Ray Desor works behind a Plexiglas shield and copes with all the problems that drugs and poverty have brought to Sandtown-Winchester, but over the past six years the lumberyard owner has come to the realization that his location isn't so bad after all.
It's a long way from Home Depot.
Since June 20, 1991, the day Home Depot opened its first Baltimore-area store in Glen Burnie, the do-it-yourself chain has been reshaping the industry in the region. After several years of same-store sales declines, Maryland-based Hechinger is up for sale. Some Mom and Pop stores have gone out of business, while others were forced to find a niche business that attracts sales Home Depot doesn't want.
When Desor bought Mace-Fremont Building Materials Inc. in 1980, it was an 80-year-old business that had burned down during a blizzard.
"The price got cheap enough so I could afford it," he said.
He built it back up and was making a profit when Home Depot arrived in the metropolitan area.
Almost immediately, his sales dropped by 30 percent, he said. He fought back by going into specialty sands used in sandblasting and plastic products and then picked up more business as Sandtown Habitat for Humanity began rehabilitating houses in the neighborhood.
His margins, today, he says, are better than they were before the chain entered the market.

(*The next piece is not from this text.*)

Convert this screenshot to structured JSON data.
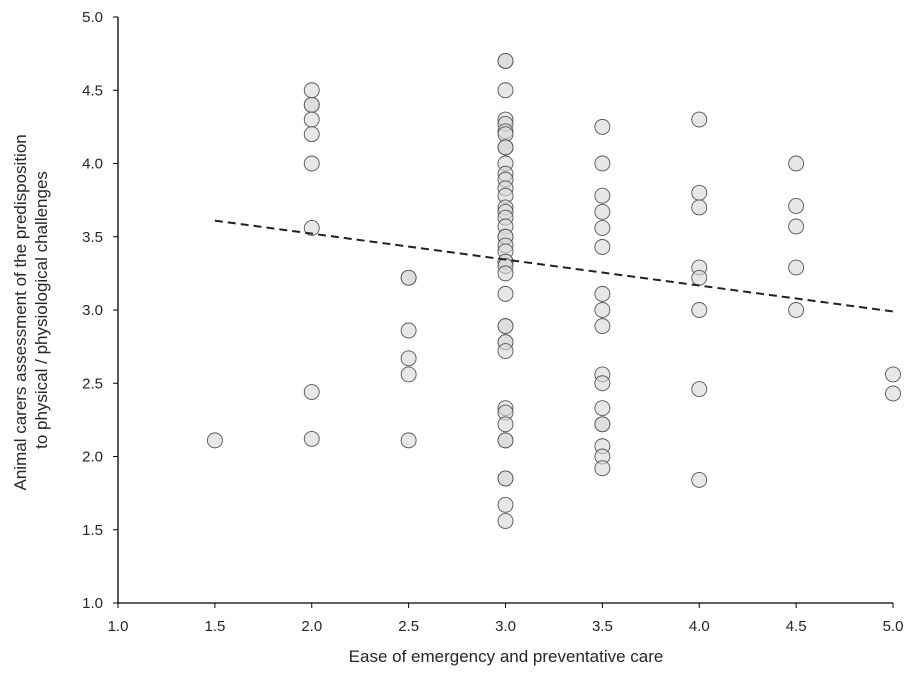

Much of his business comes from neighborhood people who don't want to drive to the Home Depot in Catonsville or the Hechinger near Security Square Mall, he said as he sat in his store one day this week. As if on cue, a customer walked in looking for a glue for an aquarium. "I got some adhesive that I got from Hechinger, but I am a long way from Hechinger," he said.
For Craig and Eric Silverstein, the story has been different. Competition from Home Depot killed their business, they said. When Home Depot opened its store four miles from Pulaski Lumber and Supply co. Inc., the impact was dramatic.
"When Depot moved in with predatory pricing to take business away from Hechinger's and other independents, it took our cash," said Craig Silverstein. "Our cash sales went down 60 to 70 percent. Then they started with the small contractors. We lost 40 to 50 percent of that. The only thing we had left was industrial."
But what hurt most was the loss of the business from home owners who paid cash, he said, because the brothers lost operating capital and it became increasingly difficult to handle a payroll for 18 people.
The store stayed open all day Saturday and part of Sundays, but couldn't climb back. In 1995, the Silversteins closed the doors of the store their father had opened in 1950.
"Home Depot came into the market wanting to put everyone out of business," said Barry Meninger, vice president of Stebbins Anderson, a hardware store in Towson.
Several lumberyard owners said that, because of Home Depot's size -- it operates 500 stores with $19 billion in sales -- it can buy and sell lumber much more cheaply.
Home Depot sells lumber and Sheetrock at prices below what an independent lumberyard pays for them.
"I can go out and buy several tractor-trailer loads of Sheetrock and it will cost me $4.45 per sheet," said Steve Ackman, vice president at Crown Lumber & Supply Co. Inc. on Central Avenue in East Baltimore. But Home Depot sells it for $3.89.
The result has been a shakeout in the industry. It is not unusual for a small hardware store to lose half its market share when Home Depot enters the market, if the store hasn't done anything to combat the giant, said David Sonnen, manager of retail people development for Ace Hardware Corp. in Chicago. After it has stolen customers and driven out competition, Home Depot raises its prices, he said.
Home Depot denies that it follows that practice.
"Perhaps a retailer can't compete with us on our prices, but they can compete in other ways," said Katrina Blauvelt, a Home Depot spokeswoman who said the company is not out to put the competition out of business. "The key is for the Mom and Pops to find their niche."
In fact, local store owners say, they have compensated in many ways. They have tried to gain back business by offering superior service, specializing in a particular item and joining a cooperative, such as Ace Hardware, True Value or ServiceStar.
"I won't battle Home Depot anymore," Ackman said. Instead, he said, he offers much better service. If customers come in to buy something, for $5 or $5,000, he has them out of the store within 20 minutes. At Home Depot it could take hours for a small contractor to wander the aisles picking up a myriad of items for a renovation project, but Ackman will collect all the merchandise and load it into the pickup truck quickly.
"I will deliver it at a certain time on Saturday," he said. "I will pick up what you don't use. If a board is warped, I will replace it."
Despite those tactics, Crown Lumber & Supply, which has made millworking a specialty, has lost almost all of its customers from outside the Beltway.